All'origine della questione il regolamento sulla presa in carica della spesa per i minorenni, disciplinata diversamente rispetto ai maggiori di 18 anni di età. Il sindaco: "Rischiamo di andare fuori bilancio"

Il Comune di Forni Avoltri rischia il rosso in bilancio per l'accoglienza data ad alcuni profughi immigrati minorenni dallo scorso mese di aprile. L'amministrazione ha così chiesto l'intervento delle autorità locali ed anche del ministro dell'Interno Alfano per evitare il default. Il problema è sorto quando, raccogliendo dati per le pratiche di richiesta di asilo dei profughi ospitati a più riprese, si è scoperto che 5 sono minorenni (4 arrivato prima, 1 dopo).

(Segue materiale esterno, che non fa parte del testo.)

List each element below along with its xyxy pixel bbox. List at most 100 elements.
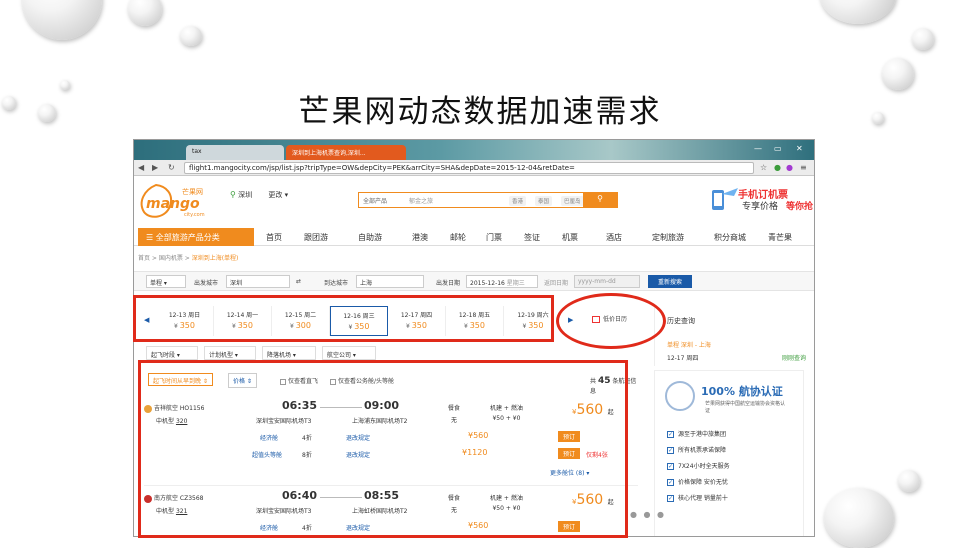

Le regole riguardanti il differente regime di trattamento per la gestione dei profughi prevedono che l'ospitalità dei maggiorenni sia a carico dello Stato, mentre quella dei minorenni a carico dei Comuni in cui vengono trovati. Quando sono stati individuati, i minorenni sono stati subito trasferiti in una delle strutture della provincia deputate ad accogliere i ragazzi e a seguirli nel percorso di formazione fino alla maggiore età. Solo che la struttura che li ha in carico ha ora presentato al Comune un conto da saldare di circa 10 mila euro per l'ospitalità offerta nei mesi di aprile e maggio ai primi 4 adolescenti individuati. E il conto potrebbe lievitare, al ritmo di 80 euro al giorno per ragazzo, quando verranno fatti i calcoli per i mesi successivi. Ai quattro adolescenti, intanto, se ne è aggiunto un quinto, un diciassettenne del Mali, giunto il nove giugno scorso con un gruppo di una ventina di profughi.

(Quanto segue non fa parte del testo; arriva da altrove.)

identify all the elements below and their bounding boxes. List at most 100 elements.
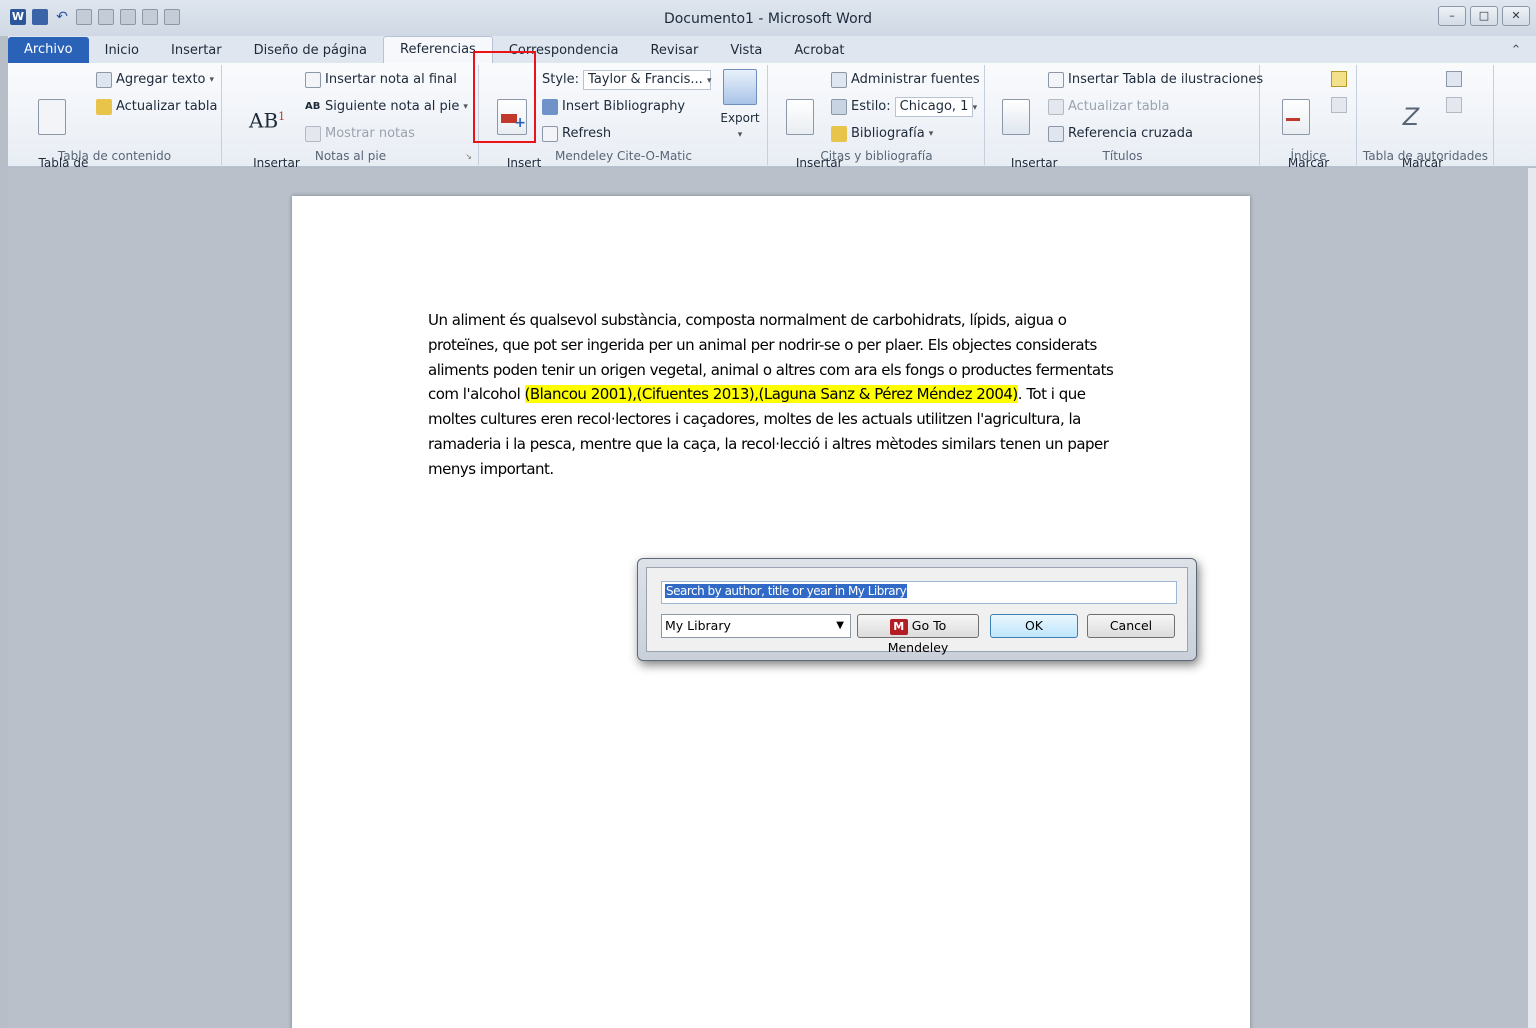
show-notes-icon: [305, 126, 321, 142]
window-title: Documento1 - Microsoft Word: [663, 11, 873, 27]
group-tabla-de-contenido: Tabla de contenido ▾ Agregar texto ▾ Act…: [8, 65, 222, 185]
endnote-icon: [305, 72, 321, 88]
chevron-down-icon: ▾: [928, 129, 934, 139]
maximize-button[interactable]: □: [1470, 6, 1498, 26]
group-citas-y-bibliografia: Insertar cita ▾ Administrar fuentes Esti…: [769, 65, 985, 185]
chevron-down-icon: ▾: [209, 75, 215, 85]
update-index-icon[interactable]: [1331, 97, 1347, 113]
insert-bibliography-button[interactable]: Insert Bibliography: [542, 96, 685, 118]
siguiente-nota-al-pie-label: Siguiente nota al pie: [325, 99, 460, 114]
tab-revisar[interactable]: Revisar: [634, 38, 714, 63]
export-icon: [723, 69, 757, 105]
administrar-fuentes-label: Administrar fuentes: [851, 72, 980, 87]
ribbon: Tabla de contenido ▾ Agregar texto ▾ Act…: [8, 63, 1536, 185]
mendeley-logo-icon: M: [889, 618, 908, 635]
agregar-texto-button[interactable]: Agregar texto ▾: [96, 69, 214, 91]
chevron-down-icon: ▾: [737, 130, 743, 140]
group-label-mendeley: Mendeley Cite-O-Matic: [555, 149, 692, 163]
cross-reference-icon: [1048, 126, 1064, 142]
group-label-index: Índice: [1290, 149, 1327, 163]
dropdown-arrow-icon: ▼: [836, 620, 844, 631]
ok-button[interactable]: OK: [990, 614, 1078, 638]
mostrar-notas-label: Mostrar notas: [325, 126, 415, 141]
group-label-toc: Tabla de contenido: [57, 149, 172, 163]
actualizar-tabla-titulos-label: Actualizar tabla: [1068, 99, 1170, 114]
insert-table-authorities-icon[interactable]: [1446, 71, 1462, 87]
export-button[interactable]: Export ▾: [716, 67, 764, 143]
mostrar-notas-button[interactable]: Mostrar notas: [305, 123, 415, 145]
group-label-authorities: Tabla de autoridades: [1362, 149, 1489, 163]
refresh-label: Refresh: [562, 126, 612, 141]
chevron-down-icon: ▾: [706, 76, 712, 86]
table-of-figures-icon: [1048, 72, 1064, 88]
administrar-fuentes-button[interactable]: Administrar fuentes: [831, 69, 980, 91]
group-indice: Marcar entrada Índice: [1261, 65, 1357, 185]
add-text-icon: [96, 72, 112, 88]
tab-diseno-de-pagina[interactable]: Diseño de página: [238, 38, 383, 63]
mendeley-citation-dialog: Search by author, title or year in My Li…: [637, 558, 1197, 661]
style-combo[interactable]: Taylor & Francis... ▾: [583, 70, 712, 90]
chevron-down-icon: ▾: [972, 103, 978, 113]
mendeley-style-selector[interactable]: Style: Taylor & Francis... ▾: [542, 69, 712, 91]
dialog-body: Search by author, title or year in My Li…: [646, 567, 1188, 655]
tab-acrobat[interactable]: Acrobat: [778, 38, 860, 63]
dialog-launcher-icon[interactable]: ↘: [465, 152, 472, 161]
manage-sources-icon: [831, 72, 847, 88]
title-bar: W ↶ Documento1 - Microsoft Word – □ ✕: [0, 0, 1536, 36]
bibliography-book-icon: [542, 99, 558, 115]
insert-citation-highlight-box: [473, 51, 536, 143]
insertar-nota-al-final-button[interactable]: Insertar nota al final: [305, 69, 457, 91]
insert-index-icon[interactable]: [1331, 71, 1347, 87]
tab-archivo[interactable]: Archivo: [8, 37, 89, 63]
update-authorities-icon[interactable]: [1446, 97, 1462, 113]
estilo-selector[interactable]: Estilo: Chicago, 1 ▾: [831, 96, 977, 118]
table-of-contents-icon: [38, 99, 66, 135]
next-footnote-icon: AB: [305, 101, 321, 112]
mark-citation-icon: Z: [1402, 103, 1420, 131]
bibliography-icon: [831, 126, 847, 142]
tab-inicio[interactable]: Inicio: [89, 38, 155, 63]
update-table-icon: [96, 99, 112, 115]
go-to-mendeley-button[interactable]: M Go To Mendeley: [857, 614, 979, 655]
vertical-scrollbar[interactable]: [1528, 168, 1536, 1028]
estilo-combo[interactable]: Chicago, 1 ▾: [894, 97, 977, 117]
refresh-icon: [542, 126, 558, 142]
estilo-label: Estilo:: [851, 99, 891, 114]
ribbon-tabs: Archivo Inicio Insertar Diseño de página…: [8, 36, 1536, 63]
bibliografia-button[interactable]: Bibliografía ▾: [831, 123, 933, 145]
group-tabla-de-autoridades: Z Marcar cita Tabla de autoridades: [1358, 65, 1494, 185]
search-input-text: Search by author, title or year in My Li…: [665, 584, 908, 598]
actualizar-tabla-titulos-button[interactable]: Actualizar tabla: [1048, 96, 1170, 118]
citation-search-input[interactable]: Search by author, title or year in My Li…: [661, 581, 1177, 604]
insertar-tabla-ilustraciones-button[interactable]: Insertar Tabla de ilustraciones: [1048, 69, 1263, 91]
export-label: Export: [720, 111, 760, 125]
group-label-footnotes: Notas al pie: [314, 149, 387, 163]
insertar-nota-al-final-label: Insertar nota al final: [325, 72, 457, 87]
style-icon: [831, 99, 847, 115]
tab-vista[interactable]: Vista: [714, 38, 778, 63]
refresh-button[interactable]: Refresh: [542, 123, 611, 145]
document-paragraph[interactable]: Un aliment és qualsevol substància, comp…: [428, 308, 1118, 482]
referencia-cruzada-label: Referencia cruzada: [1068, 126, 1193, 141]
group-label-citations: Citas y bibliografía: [820, 149, 933, 163]
group-titulos: Insertar título Insertar Tabla de ilustr…: [986, 65, 1263, 185]
cancel-button[interactable]: Cancel: [1087, 614, 1175, 638]
actualizar-tabla-button[interactable]: Actualizar tabla: [96, 96, 218, 118]
citation-highlight[interactable]: (Blancou 2001),(Cifuentes 2013),(Laguna …: [524, 385, 1018, 404]
update-table-icon: [1048, 99, 1064, 115]
library-dropdown[interactable]: My Library ▼: [661, 614, 851, 638]
close-button[interactable]: ✕: [1502, 6, 1530, 26]
style-label: Style:: [542, 72, 580, 87]
siguiente-nota-al-pie-button[interactable]: AB Siguiente nota al pie ▾: [305, 96, 468, 118]
bibliografia-label: Bibliografía: [851, 126, 925, 141]
group-label-captions: Títulos: [1102, 149, 1143, 163]
library-dropdown-value: My Library: [665, 618, 731, 633]
footnote-ab-icon: AB1: [249, 108, 286, 133]
referencia-cruzada-button[interactable]: Referencia cruzada: [1048, 123, 1193, 145]
actualizar-tabla-label: Actualizar tabla: [116, 99, 218, 114]
ribbon-collapse-button[interactable]: ⌃: [1496, 38, 1536, 63]
chevron-down-icon: ▾: [463, 102, 468, 112]
minimize-button[interactable]: –: [1438, 6, 1466, 26]
tab-insertar[interactable]: Insertar: [155, 38, 238, 63]
insert-bibliography-label: Insert Bibliography: [562, 99, 686, 114]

L'amministrazione comunale sostiene di non essere l'istituzione tenuta a pagare il debito poiché i minorenni non sono stati trovati sul territorio di Forni, ma altrove.

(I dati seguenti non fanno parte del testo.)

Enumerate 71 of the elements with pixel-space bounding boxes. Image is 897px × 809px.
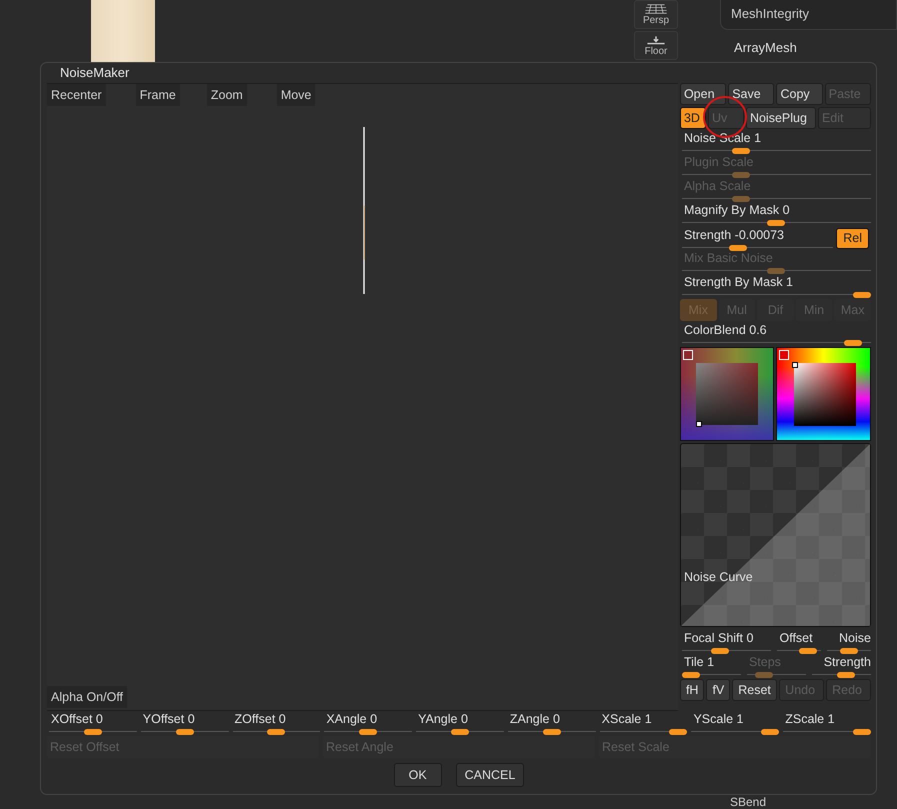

"Non c’è nessun pregiudizio nell'accoglierli, la popolazione ha dato la massima disponibilità verso questi migranti e anche loro si sono comportati in maniera ineccepibile - ha spiegato all’Ansa il sindaco di Forni, Clara Vidale -, ma non possiamo pagare il conto per i minori, che peraltro non sono stati trovati sul nostro territorio, ma qui accompagnati sulla base dei piani di gestione dell'emergenza profughi insieme con gruppi di stranieri maggiorenni. Rischiamo di andare fuori bilancio".

Il sindaco ha scritto a Prefettura, Questura di Udine e commissariato di Tolmezzo, al Tribunale per i minori di Trieste e anche al ministro Alfano, per chiedere che il conto dei minori sia posto in carico allo Stato.